The distressed opportunity does not appear to be in doubt. Consider these words from Karim Cherif and Jay Lee, strategists in UBS Global Wealth Management’s chief investment office, in a new report entitled Opportunities in Distressed Credit Markets:
“We estimate that about half a trillion dollars across credit segments are trading at distressed levels. Stress in the credit market has expanded the opportunity for hedge fund and private managers to deploy capital towards dislocations, provide liquidity and help restructure balance sheets.”
Evidence of interest in distressed strategies has been confirmed by fundraisings over the last couple of weeks, with Bain Capital raising $3.2 billion for a global distressed and special situations fund and Balbec Capital closing on $1.2 billion for a niche non-performing loan strategy. As the nature of new opportunities in the credit world become apparent, fundraising has quickly got back to business as usual after the nadir it reached in the first quarter.
What’s more, the UBS report indicates that this is a long-lasting opportunity, which was not necessarily assumed in the early days of the covid outbreak when some economists were predicting a rapid v-shaped recovery. The downturn in the debt markets and pick-up in default rates still have some way to run and there are plenty of troubled companies to be helped.

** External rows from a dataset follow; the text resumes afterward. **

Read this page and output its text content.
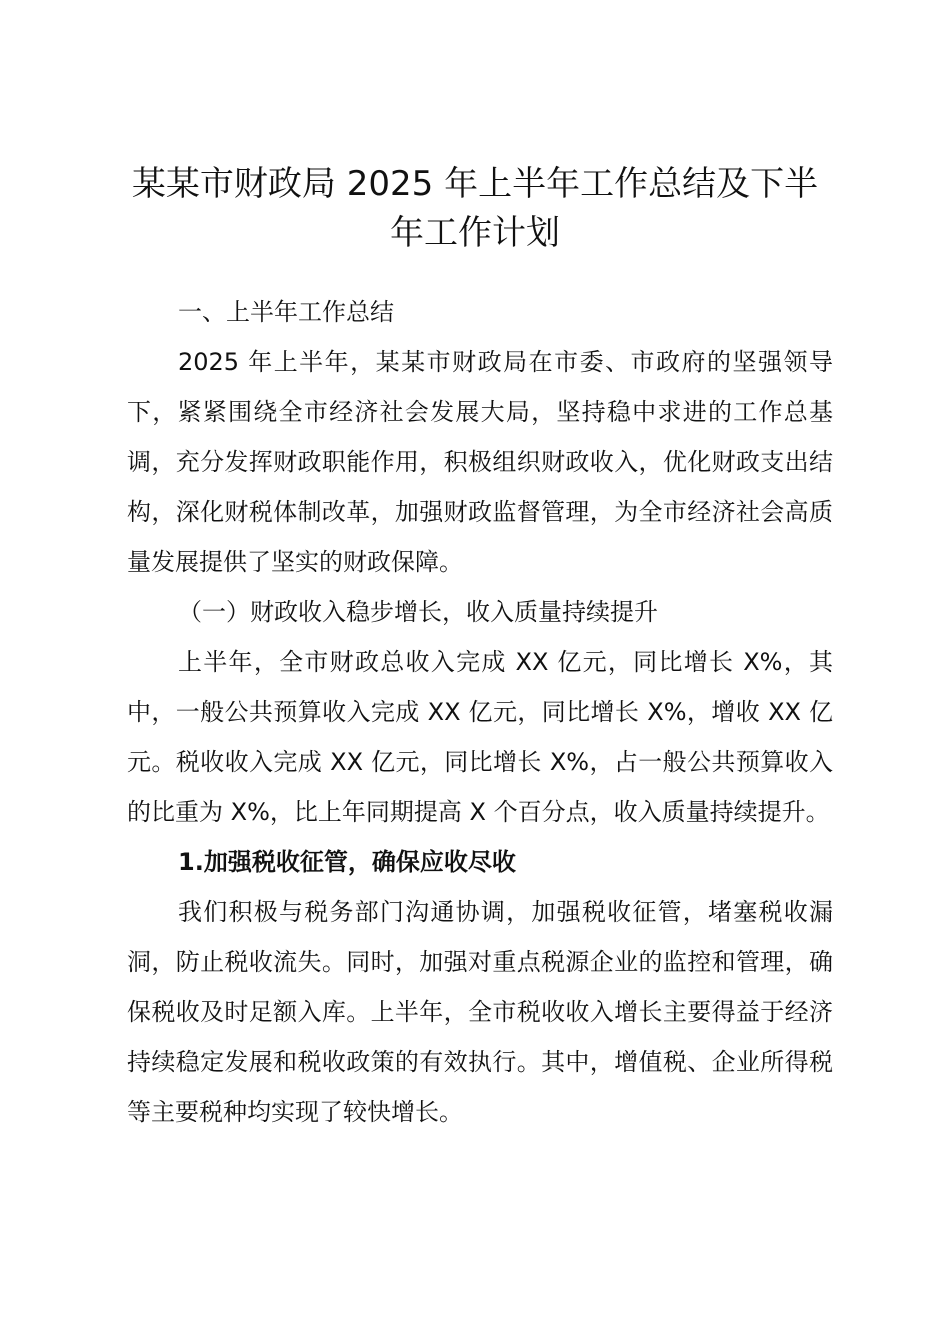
某某市财政局 2025 年上半年工作总结及下半
年工作计划

一、上半年工作总结

2025 年上半年，某某市财政局在市委、市政府的坚强领导下，紧紧围绕全市经济社会发展大局，坚持稳中求进的工作总基调，充分发挥财政职能作用，积极组织财政收入，优化财政支出结构，深化财税体制改革，加强财政监督管理，为全市经济社会高质量发展提供了坚实的财政保障。

（一）财政收入稳步增长，收入质量持续提升

上半年，全市财政总收入完成 XX 亿元，同比增长 X%，其中，一般公共预算收入完成 XX 亿元，同比增长 X%，增收 XX 亿元。税收收入完成 XX 亿元，同比增长 X%，占一般公共预算收入的比重为 X%，比上年同期提高 X 个百分点，收入质量持续提升。

1.加强税收征管，确保应收尽收

我们积极与税务部门沟通协调，加强税收征管，堵塞税收漏洞，防止税收流失。同时，加强对重点税源企业的监控和管理，确保税收及时足额入库。上半年，全市税收收入增长主要得益于经济持续稳定发展和税收政策的有效执行。其中，增值税、企业所得税等主要税种均实现了较快增长。
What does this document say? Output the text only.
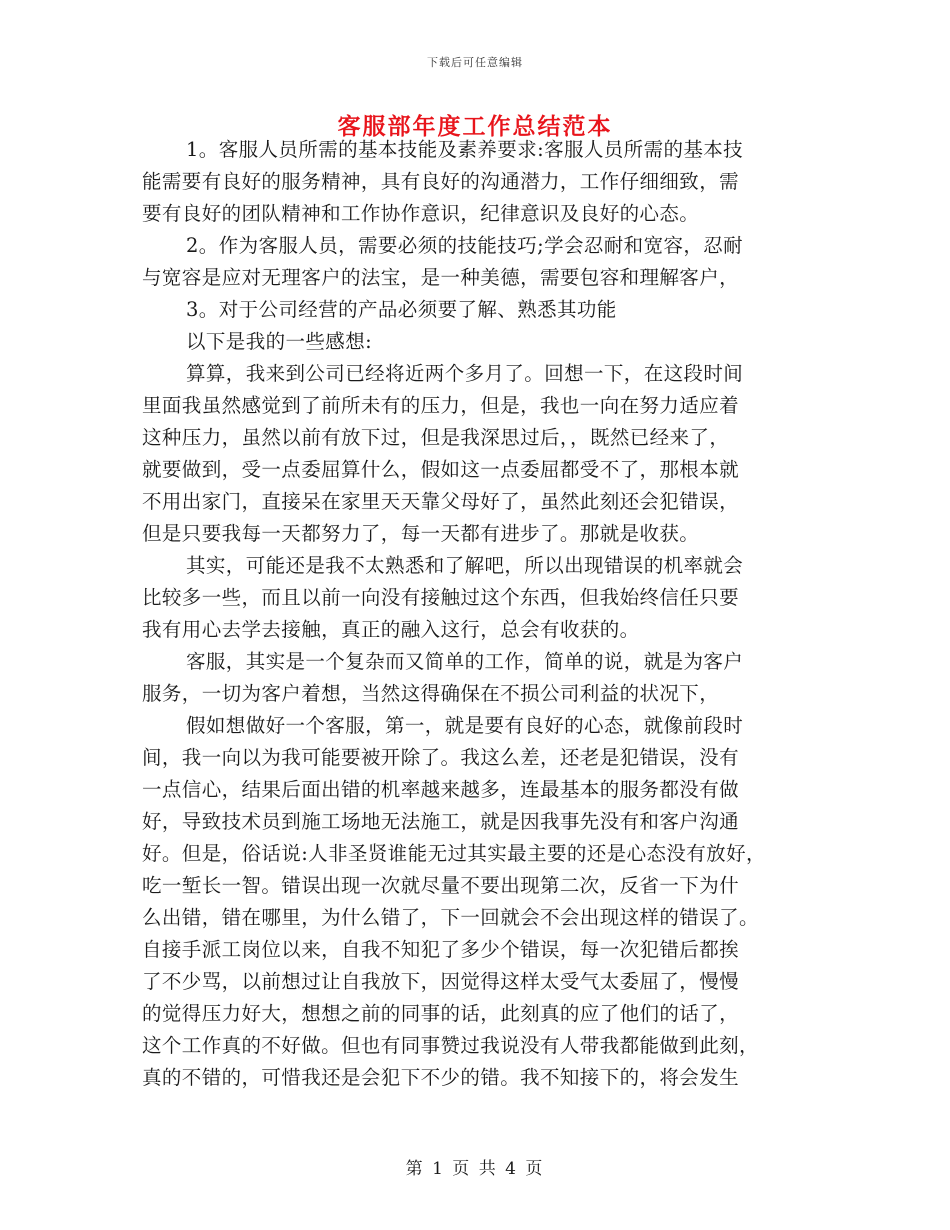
下载后可任意编辑
客服部年度工作总结范本
1。客服人员所需的基本技能及素养要求:客服人员所需的基本技
能需要有良好的服务精神，具有良好的沟通潜力，工作仔细细致，需
要有良好的团队精神和工作协作意识，纪律意识及良好的心态。
2。作为客服人员，需要必须的技能技巧;学会忍耐和宽容，忍耐
与宽容是应对无理客户的法宝，是一种美德，需要包容和理解客户，
3。对于公司经营的产品必须要了解、熟悉其功能
以下是我的一些感想:
算算，我来到公司已经将近两个多月了。回想一下，在这段时间
里面我虽然感觉到了前所未有的压力，但是，我也一向在努力适应着
这种压力，虽然以前有放下过，但是我深思过后，，既然已经来了，
就要做到，受一点委屈算什么，假如这一点委屈都受不了，那根本就
不用出家门，直接呆在家里天天靠父母好了，虽然此刻还会犯错误，
但是只要我每一天都努力了，每一天都有进步了。那就是收获。
其实，可能还是我不太熟悉和了解吧，所以出现错误的机率就会
比较多一些，而且以前一向没有接触过这个东西，但我始终信任只要
我有用心去学去接触，真正的融入这行，总会有收获的。
客服，其实是一个复杂而又简单的工作，简单的说，就是为客户
服务，一切为客户着想，当然这得确保在不损公司利益的状况下，
假如想做好一个客服，第一，就是要有良好的心态，就像前段时
间，我一向以为我可能要被开除了。我这么差，还老是犯错误，没有
一点信心，结果后面出错的机率越来越多，连最基本的服务都没有做
好，导致技术员到施工场地无法施工，就是因我事先没有和客户沟通
好。但是，俗话说:人非圣贤谁能无过其实最主要的还是心态没有放好，
吃一堑长一智。错误出现一次就尽量不要出现第二次，反省一下为什
么出错，错在哪里，为什么错了，下一回就会不会出现这样的错误了。
自接手派工岗位以来，自我不知犯了多少个错误，每一次犯错后都挨
了不少骂，以前想过让自我放下，因觉得这样太受气太委屈了，慢慢
的觉得压力好大，想想之前的同事的话，此刻真的应了他们的话了，
这个工作真的不好做。但也有同事赞过我说没有人带我都能做到此刻，
真的不错的，可惜我还是会犯下不少的错。我不知接下的，将会发生
第 1 页 共 4 页
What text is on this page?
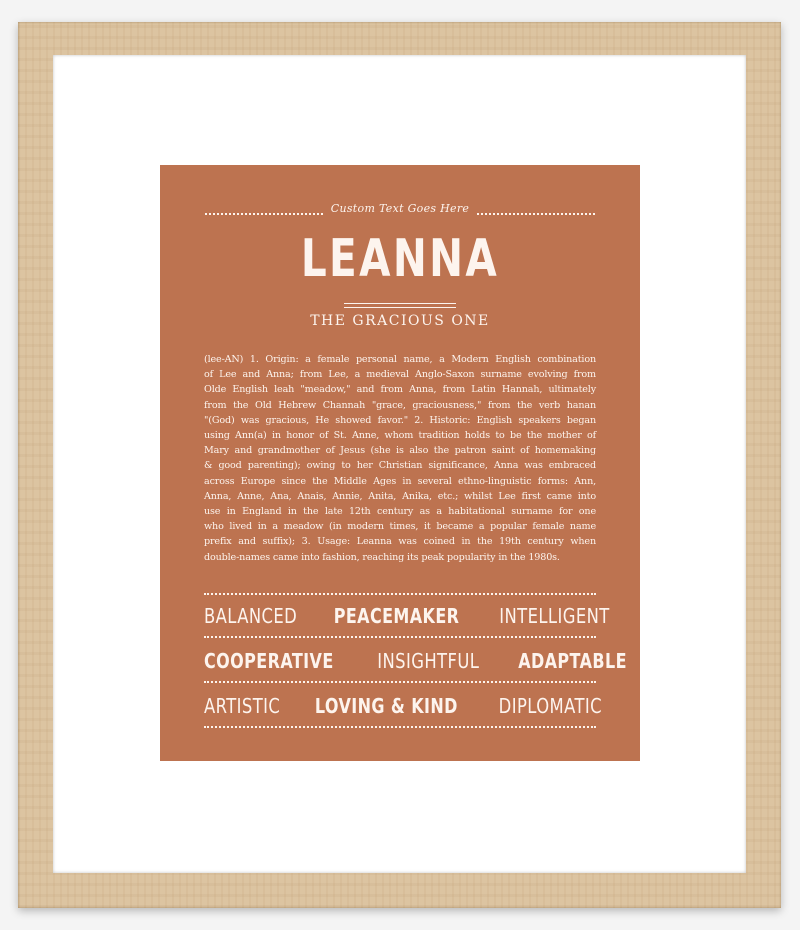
Custom Text Goes Here
LEANNA
THE GRACIOUS ONE
(lee-AN) 1. Origin: a female personal name, a Modern English combination
of Lee and Anna; from Lee, a medieval Anglo-Saxon surname evolving from
Olde English leah "meadow," and from Anna, from Latin Hannah, ultimately
from the Old Hebrew Channah "grace, graciousness," from the verb hanan
"(God) was gracious, He showed favor." 2. Historic: English speakers began
using Ann(a) in honor of St. Anne, whom tradition holds to be the mother of
Mary and grandmother of Jesus (she is also the patron saint of homemaking
& good parenting); owing to her Christian significance, Anna was embraced
across Europe since the Middle Ages in several ethno-linguistic forms: Ann,
Anna, Anne, Ana, Anais, Annie, Anita, Anika, etc.; whilst Lee first came into
use in England in the late 12th century as a habitational surname for one
who lived in a meadow (in modern times, it became a popular female name
prefix and suffix); 3. Usage: Leanna was coined in the 19th century when
double-names came into fashion, reaching its peak popularity in the 1980s.
BALANCED PEACEMAKER INTELLIGENT
COOPERATIVE INSIGHTFUL ADAPTABLE
ARTISTIC LOVING & KIND DIPLOMATIC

There is a hint in the report that the opportunity set could be even bigger had the monetary and fiscal policy response not been quite as dramatic. This intervention has succeeded in bringing the number of distressed credits down from the high point seen in March. However, the report also indicates that these actions are unlikely to save economies from long-term damage.
The first phase of ‘dislocation’ was on the public markets where issues showed up first, prompting the likes of KKR and AlbaCore to offer flexible mandates spanning the public and private markets. However, public markets were also quickly shored up by injections of liquidity from governments and central banks and have already more or less normalised.
The ‘next phase’ relates to the longer-term issues that companies are facing and is where distressed specialists come in with their understanding of company fundamentals, capital structures, operating models and legal frameworks.
Of course, backing the right managers is easier said than done but few would argue that now is not the right time to be taking a punt in this part of the investment world. A graph in the UBS report shows a close correlation between high leveraged loan defaults and median internal rates of return for distressed funds.
The highest returns for such funds in modern times emanated from 9/11 (2000-01) and the global financial crisis (2007-09). A decade on, the distressed wave is once more visible and building in size.